CISA has ordered U.S. federal agencies to patch a critical GeoServer vulnerability now actively exploited in XML External Entity (XXE) injection attacks.

In such attacks, an XML input containing a reference to an external entity is processed by a weakly configured XML parser, allowing threat actors to launch denial-of-service attacks, access confidential data, or perform Server-Side Request Forgery (SSRF) to interact with internal systems.

The security flaw (tracked as CVE-2025-58360) flagged by CISA on Thursday is an unauthenticated XML External Entity (XXE) vulnerability in GeoServer 2.26.1 and prior versions (an open-source server for sharing geospatial data over the Internet) that can be exploited to retrieve arbitrary files from vulnerable servers.

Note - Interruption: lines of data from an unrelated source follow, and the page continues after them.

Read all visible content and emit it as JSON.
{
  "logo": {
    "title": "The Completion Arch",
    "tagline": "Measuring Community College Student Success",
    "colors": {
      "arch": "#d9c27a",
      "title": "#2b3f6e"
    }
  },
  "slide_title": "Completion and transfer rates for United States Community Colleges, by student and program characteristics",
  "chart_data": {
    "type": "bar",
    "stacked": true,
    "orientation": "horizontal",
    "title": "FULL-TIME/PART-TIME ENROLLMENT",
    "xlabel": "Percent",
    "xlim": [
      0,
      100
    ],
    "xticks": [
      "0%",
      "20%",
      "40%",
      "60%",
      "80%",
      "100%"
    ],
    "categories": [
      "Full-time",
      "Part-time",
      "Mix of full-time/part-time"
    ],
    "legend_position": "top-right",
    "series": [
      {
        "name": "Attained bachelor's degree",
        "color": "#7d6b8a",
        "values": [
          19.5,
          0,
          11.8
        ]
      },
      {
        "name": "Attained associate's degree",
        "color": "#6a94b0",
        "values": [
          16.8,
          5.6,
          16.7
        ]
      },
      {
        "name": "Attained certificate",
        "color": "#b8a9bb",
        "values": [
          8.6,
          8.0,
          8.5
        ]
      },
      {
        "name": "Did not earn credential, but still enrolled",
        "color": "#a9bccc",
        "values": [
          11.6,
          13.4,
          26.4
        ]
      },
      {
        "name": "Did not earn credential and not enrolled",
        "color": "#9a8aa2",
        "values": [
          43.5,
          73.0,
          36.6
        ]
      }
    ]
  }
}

“An XML External Entity (XXE) vulnerability was identified affecting GeoServer 2.26.1 and prior versions. The application accepts XML input through a specific endpoint /geoserver/wms operation GetMap,” a GeoServer advisory explains.

“However, this input is not sufficiently sanitized or restricted, allowing an attacker to define external entities within the XML request.”

The Shadowserver Internet watchdog group now tracks 2,451 IP addresses with GeoServer fingerprints, while Shodan reports over 14,000 instances exposed online.

​CISA has now added CVE-2025-58360 to its Known Exploited Vulnerabilities (KEV) Catalog, warning that the flaw is being actively exploited in attacks and ordering Federal Civilian Executive Branch (FCEB) agencies to patch servers by January 1st, 2026, as mandated by the Binding Operational Directive (BOD) 22-01 issued in November 2021.

FCEB agencies are non-military agencies within the U.S. executive branch, such as the Department of Energy, the Department of the Treasury, the Department of Homeland Security, and the Department of Health and Human Services.

Although BOD 22-01 only applies to federal agencies, the U.S. cybersecurity agency urged network defenders to prioritize patching this vulnerability as soon as possible.

“These types of vulnerabilities are frequent attack vectors for malicious cyber actors and pose significant risks to the federal enterprise,” CISA said. “Apply mitigations per vendor instructions, follow applicable BOD 22-01 guidance for cloud services, or discontinue use of the product if mitigations are unavailable.”

Last year, CISA also added OSGeo GeoServer JAI-EXT code injection (CVE-2022-24816) and GeoTools eval injection (CVE-2024-36401) vulnerabilities to its list of actively exploited security flaws.

As the cybersecurity agency revealed in September, the latter was exploited to breach an unnamed U.S. government agency in 2024 after compromising an unpatched GeoServer instance.